For the last 35 years, the Federal Reserve Board’s tacit willingness to intervene in financial markets when stock prices start to swoon has provided an implicit floor for the equity market. It came to be called the "Fed put."

Starting with the 1987 stock market crash, continuing with the Thai baht and Long Term Capital Management crises in the 1990s and the housing crisis in 2008, market participants became comfortable with the assumption that Fed Chairman Alan Greenspan and his successors could always be counted on to come to the rescue when equity prices started to tumble.

Based on the central bank's behavior over the last 15 months, those days are over, Charles Schwab & Co. chief investment strategist Liz Ann Sonders told Jim Bianco yesterday at John Mauldin’s Strategic Investment Conference. She pointed to the stock market’s collapse last October and the Fed's indifference to it as evidence that Fed Chairman Jay Powell and his fellow governors had other priorities.

“The stock market was down 25% and there was no ‘Fed put,’ especially with inflation running hot,” Sonders said during an interview with macro strategist Bianco.

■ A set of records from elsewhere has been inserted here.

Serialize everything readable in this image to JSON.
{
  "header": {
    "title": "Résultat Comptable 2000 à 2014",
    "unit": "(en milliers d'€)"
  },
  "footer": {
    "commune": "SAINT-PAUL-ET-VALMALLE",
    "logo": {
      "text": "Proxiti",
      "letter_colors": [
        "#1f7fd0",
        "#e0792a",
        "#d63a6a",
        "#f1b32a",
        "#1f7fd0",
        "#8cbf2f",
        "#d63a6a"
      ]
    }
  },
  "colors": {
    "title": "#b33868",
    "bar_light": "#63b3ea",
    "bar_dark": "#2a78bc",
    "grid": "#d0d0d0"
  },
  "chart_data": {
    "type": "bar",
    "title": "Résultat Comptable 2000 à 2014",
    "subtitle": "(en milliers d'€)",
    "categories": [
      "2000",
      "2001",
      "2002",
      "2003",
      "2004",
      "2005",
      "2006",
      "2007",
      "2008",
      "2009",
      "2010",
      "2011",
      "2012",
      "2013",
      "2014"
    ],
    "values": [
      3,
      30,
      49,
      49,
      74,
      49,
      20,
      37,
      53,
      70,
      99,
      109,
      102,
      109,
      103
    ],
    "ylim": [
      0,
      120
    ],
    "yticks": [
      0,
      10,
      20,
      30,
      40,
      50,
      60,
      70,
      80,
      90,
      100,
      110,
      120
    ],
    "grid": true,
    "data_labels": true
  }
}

Both Bianco and Sonders agreed it was always possible that, in the event of a serious banking crisis or a nasty recession, that the Fed could revert to its old-time habits. But they also concurred that the central bank was unlikely to easily accede to the stock market’s wishes for relief in the same fashion it did in previous situations, like the 2013 taper tantrum or when falling stock prices short-circuited efforts by Powell, then recently confirmed as chairman, in 2018 to normalize interest rates.

Asked by Bianco whether the Fed would change its 2% inflation target if the rate falls below 4%, as he expects, by July, Sonders said it would not do so “explicitly.” She added that she thinks inflation will continue to fall. “But getting to 2%, which is somewhat arbitrary, could take time,” she said.

Bianco agreed. Powell “can’t change his target now” with inflation at 4% or 5% or “he would be completely discredited,” he maintained.

For her part, Sonders observed that, when it came to the disconnect between the Fed and the financial markets expecting a reversal in monetary policy ‘in short order,” the Fed is likely to keep rates higher for longer than market participants are hoping.

“The Fed put has been put to bed given what we’ve seen,” she said. “Financial market weakness is not the Fed’s problem.” Structural systemic weakness would be a different story, she said.

When Bianco asked her about the strength of the labor market, Sonders said it might not be as strong as it appears. Sales of homes and autos already are experiencing recessions of their own, although the service sector is keeping the economy going.

Like Ed Yardeni, another participant at Mauldin's event, Sonders reiterated that the U.S. may be experiencing a "rolling" recession driven by a cycle of shifting phases of the pandemic and post-pandemic economies. One major difference this time is that, at companies that are downsizing workers, layoffs are starting at the top levels of management.

In past slowdowns, lower-level workers have been among the first to go. Now entry-level employees are hard to find and many have multiple job options.